September 15, 2022 at 3:02 a.m.

At least in Russian roulette you have only a one-in-six chance of dying.

There are so many frightening sentences and stats and numbers in Dale Ellis' story the other day that we scarcely know where to begin. So how about here: Show this editorial (and Dale Ellis' story from Monday, where we get our info) to your kids.

Ungodly amounts of fentanyl, heroin's deadly cousin, are on the American market today, sometimes hidden in other drugs. Two milligrams can kill you, according to the CDC. And what does two milligrams look like? It'd be about enough to cover up the year pressed into that copper penny in your pocket.

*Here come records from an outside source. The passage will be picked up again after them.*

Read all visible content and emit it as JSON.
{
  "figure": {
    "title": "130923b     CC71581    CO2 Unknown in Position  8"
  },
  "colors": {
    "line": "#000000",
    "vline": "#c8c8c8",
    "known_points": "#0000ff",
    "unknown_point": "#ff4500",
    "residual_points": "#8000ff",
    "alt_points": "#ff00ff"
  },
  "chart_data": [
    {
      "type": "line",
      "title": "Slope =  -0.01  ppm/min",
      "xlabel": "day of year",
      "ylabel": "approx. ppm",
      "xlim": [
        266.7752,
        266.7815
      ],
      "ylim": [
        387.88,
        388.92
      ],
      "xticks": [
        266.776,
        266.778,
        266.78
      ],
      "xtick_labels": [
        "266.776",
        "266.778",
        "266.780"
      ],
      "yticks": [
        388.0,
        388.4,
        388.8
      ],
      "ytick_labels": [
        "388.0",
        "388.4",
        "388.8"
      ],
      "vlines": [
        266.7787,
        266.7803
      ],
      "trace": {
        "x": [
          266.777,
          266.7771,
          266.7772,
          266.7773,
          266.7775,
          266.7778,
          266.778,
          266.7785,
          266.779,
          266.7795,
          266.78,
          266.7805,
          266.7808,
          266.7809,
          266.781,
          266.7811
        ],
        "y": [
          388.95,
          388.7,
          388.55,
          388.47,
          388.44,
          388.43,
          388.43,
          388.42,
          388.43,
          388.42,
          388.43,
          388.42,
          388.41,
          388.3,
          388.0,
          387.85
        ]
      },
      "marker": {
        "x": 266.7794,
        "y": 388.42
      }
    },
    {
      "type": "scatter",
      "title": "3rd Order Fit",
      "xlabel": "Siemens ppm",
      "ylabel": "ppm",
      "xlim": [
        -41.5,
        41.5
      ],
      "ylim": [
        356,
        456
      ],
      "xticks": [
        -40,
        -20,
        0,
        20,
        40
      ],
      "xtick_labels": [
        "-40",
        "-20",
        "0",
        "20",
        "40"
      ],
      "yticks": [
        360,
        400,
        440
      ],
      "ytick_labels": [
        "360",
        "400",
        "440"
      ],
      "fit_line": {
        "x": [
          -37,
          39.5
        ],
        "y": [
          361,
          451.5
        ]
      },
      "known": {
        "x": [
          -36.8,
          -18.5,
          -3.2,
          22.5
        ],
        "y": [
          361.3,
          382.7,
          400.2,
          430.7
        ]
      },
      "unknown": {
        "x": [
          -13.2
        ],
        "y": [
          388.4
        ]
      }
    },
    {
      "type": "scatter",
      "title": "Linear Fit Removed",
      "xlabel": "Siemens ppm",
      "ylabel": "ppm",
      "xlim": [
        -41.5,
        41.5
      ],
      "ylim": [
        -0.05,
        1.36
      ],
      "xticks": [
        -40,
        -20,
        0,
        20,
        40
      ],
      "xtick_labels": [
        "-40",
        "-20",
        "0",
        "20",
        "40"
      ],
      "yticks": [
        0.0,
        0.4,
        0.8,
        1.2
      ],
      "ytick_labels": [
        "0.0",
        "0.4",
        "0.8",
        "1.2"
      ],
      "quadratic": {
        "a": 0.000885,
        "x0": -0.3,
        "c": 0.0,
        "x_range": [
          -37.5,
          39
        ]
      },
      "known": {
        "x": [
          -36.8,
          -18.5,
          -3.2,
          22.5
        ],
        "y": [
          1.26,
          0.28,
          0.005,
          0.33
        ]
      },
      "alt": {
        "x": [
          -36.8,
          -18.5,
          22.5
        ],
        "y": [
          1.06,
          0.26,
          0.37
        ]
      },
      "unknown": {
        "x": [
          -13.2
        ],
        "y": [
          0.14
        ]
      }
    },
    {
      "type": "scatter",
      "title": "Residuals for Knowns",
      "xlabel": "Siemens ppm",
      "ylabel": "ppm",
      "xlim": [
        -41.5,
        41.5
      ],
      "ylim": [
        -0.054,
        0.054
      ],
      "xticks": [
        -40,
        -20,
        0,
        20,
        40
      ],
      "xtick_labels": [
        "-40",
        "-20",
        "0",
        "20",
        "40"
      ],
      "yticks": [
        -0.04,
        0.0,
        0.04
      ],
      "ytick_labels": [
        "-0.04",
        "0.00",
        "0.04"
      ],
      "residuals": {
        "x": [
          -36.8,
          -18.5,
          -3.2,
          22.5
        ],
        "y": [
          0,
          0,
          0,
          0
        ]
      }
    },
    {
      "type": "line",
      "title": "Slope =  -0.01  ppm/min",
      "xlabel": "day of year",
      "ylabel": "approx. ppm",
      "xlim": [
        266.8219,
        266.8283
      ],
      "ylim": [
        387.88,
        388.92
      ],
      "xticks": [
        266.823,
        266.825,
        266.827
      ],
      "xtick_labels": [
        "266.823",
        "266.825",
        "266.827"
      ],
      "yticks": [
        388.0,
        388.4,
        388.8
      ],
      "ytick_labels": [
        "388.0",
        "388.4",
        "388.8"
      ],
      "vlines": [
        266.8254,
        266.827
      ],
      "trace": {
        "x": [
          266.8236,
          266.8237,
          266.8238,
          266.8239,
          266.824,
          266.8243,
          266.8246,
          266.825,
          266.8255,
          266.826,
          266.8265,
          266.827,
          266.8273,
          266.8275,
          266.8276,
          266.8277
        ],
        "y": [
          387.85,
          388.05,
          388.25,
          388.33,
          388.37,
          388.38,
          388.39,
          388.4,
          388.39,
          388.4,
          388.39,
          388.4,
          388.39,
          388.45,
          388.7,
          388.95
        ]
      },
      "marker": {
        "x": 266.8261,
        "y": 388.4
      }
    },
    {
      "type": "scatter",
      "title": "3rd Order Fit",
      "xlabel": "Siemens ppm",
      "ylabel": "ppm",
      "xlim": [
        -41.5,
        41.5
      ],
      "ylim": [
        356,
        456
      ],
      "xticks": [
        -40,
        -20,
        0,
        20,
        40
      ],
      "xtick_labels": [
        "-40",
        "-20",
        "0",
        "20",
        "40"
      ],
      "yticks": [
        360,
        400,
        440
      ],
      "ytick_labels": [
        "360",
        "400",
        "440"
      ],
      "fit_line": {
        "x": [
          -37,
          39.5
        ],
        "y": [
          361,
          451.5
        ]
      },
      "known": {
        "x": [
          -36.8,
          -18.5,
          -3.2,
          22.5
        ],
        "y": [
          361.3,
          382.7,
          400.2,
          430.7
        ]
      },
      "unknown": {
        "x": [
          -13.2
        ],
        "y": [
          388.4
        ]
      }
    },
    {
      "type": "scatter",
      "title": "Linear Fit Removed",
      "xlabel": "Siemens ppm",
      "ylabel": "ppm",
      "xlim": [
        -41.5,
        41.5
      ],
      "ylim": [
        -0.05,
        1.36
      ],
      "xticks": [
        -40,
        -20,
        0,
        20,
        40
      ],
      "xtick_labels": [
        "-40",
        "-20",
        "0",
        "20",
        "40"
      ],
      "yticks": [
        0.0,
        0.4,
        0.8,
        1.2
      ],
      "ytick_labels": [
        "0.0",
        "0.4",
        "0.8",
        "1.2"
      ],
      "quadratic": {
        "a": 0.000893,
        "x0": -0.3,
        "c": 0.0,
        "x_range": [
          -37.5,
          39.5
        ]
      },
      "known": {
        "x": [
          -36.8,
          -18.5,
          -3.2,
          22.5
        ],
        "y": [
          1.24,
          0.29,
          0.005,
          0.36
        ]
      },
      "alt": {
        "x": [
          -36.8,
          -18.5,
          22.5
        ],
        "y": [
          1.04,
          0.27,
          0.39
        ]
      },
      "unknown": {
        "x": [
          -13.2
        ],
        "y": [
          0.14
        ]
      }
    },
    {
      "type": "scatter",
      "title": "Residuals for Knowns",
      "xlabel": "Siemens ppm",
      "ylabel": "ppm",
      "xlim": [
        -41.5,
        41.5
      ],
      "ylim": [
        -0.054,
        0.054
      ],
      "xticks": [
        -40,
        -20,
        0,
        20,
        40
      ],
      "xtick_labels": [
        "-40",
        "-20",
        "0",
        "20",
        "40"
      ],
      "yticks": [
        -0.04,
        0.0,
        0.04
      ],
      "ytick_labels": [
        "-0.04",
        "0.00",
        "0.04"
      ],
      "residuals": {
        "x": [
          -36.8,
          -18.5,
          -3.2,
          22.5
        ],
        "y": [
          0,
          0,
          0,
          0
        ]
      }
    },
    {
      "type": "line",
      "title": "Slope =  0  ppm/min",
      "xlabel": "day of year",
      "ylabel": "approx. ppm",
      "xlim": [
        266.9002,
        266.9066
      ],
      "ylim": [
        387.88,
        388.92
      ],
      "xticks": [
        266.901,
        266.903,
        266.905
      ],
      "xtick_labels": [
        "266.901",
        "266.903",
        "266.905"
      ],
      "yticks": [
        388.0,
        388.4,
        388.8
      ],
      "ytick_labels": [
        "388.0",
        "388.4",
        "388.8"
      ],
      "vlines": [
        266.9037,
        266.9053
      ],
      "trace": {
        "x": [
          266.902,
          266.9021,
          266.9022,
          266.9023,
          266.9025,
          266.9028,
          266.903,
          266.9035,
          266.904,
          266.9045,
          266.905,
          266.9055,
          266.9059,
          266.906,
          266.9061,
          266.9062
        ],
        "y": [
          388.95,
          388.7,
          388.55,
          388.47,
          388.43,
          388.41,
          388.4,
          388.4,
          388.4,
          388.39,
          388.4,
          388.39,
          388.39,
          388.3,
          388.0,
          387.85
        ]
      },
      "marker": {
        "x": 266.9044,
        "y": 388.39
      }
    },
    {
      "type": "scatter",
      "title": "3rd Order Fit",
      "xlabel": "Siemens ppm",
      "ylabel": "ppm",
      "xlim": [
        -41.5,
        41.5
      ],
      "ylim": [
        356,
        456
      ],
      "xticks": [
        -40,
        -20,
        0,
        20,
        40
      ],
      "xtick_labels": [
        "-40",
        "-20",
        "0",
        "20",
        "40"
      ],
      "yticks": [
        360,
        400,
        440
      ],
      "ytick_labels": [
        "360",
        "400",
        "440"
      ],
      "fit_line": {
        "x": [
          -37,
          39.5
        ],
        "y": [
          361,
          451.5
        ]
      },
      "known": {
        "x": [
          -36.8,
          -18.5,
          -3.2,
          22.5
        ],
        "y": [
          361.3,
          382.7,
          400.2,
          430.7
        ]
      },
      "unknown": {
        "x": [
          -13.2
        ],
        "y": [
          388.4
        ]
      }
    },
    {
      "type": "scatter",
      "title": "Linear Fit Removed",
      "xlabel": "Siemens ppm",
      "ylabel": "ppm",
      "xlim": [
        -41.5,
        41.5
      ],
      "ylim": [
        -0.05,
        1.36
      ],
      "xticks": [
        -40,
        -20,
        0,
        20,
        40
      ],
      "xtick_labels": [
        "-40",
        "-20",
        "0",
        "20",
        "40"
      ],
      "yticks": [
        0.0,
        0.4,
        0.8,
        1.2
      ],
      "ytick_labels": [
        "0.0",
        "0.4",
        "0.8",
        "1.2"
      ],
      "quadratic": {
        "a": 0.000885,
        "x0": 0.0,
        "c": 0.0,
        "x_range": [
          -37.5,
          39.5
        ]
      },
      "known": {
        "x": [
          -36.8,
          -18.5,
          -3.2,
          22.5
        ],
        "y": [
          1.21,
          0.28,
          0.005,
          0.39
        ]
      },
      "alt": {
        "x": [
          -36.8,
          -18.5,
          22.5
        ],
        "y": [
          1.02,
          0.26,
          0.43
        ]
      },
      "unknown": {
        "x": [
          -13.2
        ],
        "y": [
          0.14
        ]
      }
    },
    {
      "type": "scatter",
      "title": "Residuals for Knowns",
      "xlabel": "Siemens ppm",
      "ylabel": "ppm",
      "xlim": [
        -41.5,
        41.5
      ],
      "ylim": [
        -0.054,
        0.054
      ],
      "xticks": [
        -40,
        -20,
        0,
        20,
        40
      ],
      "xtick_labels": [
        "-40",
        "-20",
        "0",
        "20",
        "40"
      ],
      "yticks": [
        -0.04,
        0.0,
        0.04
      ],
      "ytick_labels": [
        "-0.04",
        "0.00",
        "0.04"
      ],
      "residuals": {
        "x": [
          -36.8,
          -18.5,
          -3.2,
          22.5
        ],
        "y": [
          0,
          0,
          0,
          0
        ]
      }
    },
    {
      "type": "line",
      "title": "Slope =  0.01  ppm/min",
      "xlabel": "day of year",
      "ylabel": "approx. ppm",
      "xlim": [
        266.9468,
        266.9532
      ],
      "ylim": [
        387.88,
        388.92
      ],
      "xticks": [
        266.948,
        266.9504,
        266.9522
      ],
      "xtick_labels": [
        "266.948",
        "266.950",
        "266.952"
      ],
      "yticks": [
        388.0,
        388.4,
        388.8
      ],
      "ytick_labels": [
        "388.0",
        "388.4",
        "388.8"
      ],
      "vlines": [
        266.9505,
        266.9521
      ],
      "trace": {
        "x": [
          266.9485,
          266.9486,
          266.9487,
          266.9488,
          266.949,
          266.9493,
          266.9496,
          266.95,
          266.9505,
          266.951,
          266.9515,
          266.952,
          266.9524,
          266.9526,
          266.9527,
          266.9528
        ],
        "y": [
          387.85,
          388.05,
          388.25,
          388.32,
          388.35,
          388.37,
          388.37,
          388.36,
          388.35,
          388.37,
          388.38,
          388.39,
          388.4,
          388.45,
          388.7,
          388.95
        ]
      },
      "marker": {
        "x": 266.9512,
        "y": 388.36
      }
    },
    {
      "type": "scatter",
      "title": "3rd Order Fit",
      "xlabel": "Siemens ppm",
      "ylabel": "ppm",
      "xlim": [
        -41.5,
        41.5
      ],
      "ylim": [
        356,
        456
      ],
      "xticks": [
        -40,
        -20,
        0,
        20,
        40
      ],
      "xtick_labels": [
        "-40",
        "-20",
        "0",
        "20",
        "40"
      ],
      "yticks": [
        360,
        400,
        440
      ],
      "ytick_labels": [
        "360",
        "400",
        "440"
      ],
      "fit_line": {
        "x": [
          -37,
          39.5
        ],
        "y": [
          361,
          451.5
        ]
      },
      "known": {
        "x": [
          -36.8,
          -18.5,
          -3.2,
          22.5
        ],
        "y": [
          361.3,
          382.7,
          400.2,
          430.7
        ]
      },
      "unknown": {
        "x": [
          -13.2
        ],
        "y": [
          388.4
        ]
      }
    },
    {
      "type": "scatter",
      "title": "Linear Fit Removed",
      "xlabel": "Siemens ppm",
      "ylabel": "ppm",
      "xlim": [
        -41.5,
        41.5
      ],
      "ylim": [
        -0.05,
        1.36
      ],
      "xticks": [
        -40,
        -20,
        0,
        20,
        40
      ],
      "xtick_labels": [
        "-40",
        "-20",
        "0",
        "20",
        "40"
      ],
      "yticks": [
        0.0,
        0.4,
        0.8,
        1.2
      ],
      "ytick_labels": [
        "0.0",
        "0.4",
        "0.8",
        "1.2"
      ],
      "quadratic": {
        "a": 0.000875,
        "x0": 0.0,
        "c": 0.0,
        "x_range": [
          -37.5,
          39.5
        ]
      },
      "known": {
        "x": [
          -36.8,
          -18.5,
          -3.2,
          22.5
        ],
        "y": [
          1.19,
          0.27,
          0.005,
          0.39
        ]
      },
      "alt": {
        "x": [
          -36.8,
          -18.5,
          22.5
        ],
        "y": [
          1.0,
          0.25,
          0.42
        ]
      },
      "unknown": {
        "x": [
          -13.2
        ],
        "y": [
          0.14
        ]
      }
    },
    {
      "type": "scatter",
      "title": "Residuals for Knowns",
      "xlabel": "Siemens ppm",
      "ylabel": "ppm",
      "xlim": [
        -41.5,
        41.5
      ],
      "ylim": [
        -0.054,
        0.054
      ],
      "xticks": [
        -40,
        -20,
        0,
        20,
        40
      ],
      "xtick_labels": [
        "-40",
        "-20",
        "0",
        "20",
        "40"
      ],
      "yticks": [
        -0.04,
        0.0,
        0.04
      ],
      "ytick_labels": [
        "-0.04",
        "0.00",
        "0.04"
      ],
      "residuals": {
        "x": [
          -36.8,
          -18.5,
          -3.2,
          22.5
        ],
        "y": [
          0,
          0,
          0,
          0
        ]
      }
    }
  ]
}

Some other scares in the story:

• According to the Centers for Disease Control, fentanyl is 50 to 100 times more potent than heroin and morphine.

• Of the 107,000-plus people who died of an overdose in the United States in 2021, 67 percent--two in three--died from overdoses "attributable to synthetic opioids."

• Gangs in Mexico are mass-producing deadly fentanyl and fentanyl-laced fake prescription pills designed to look like legit prescription drugs, often with enough fentanyl in them to kill.

• These drugs are on the streets in Arkansas.

This from one agent at the U.S. Drug Enforcement Administration office in Little Rock: "Once fentanyl came on the scene it ushered in the deadliest era we've seen yet when it comes to drugs. Drug overdoses are now the leading killer of Americans between the age of 18 and 45, and 70 percent of those deaths are caused by synthetic opioids like fentanyl."

In 2021 alone, the story said, the DEA has seized enough fentanyl to kill every person in the United States. And that's just the drugs the feds seized. The amount on the street surely must be much more.

And because the fentanyl is disguised, the folks who take it might not even know they're taking it. Many wake up dead. (Warning: Don't take any pill you don't get at the pharmacy.)

The DEA isn't going to fix this problem. The border control folks aren't going to fix this problem. This problem is going to have to be fixed on the "demand" end. That is, with all of us who warn everybody in our orbit: Fake, laced, deadly pills are on the street. Don't even take an aspirin if you didn't get it from a reliable source.

And the guy at the party isn't a reliable source.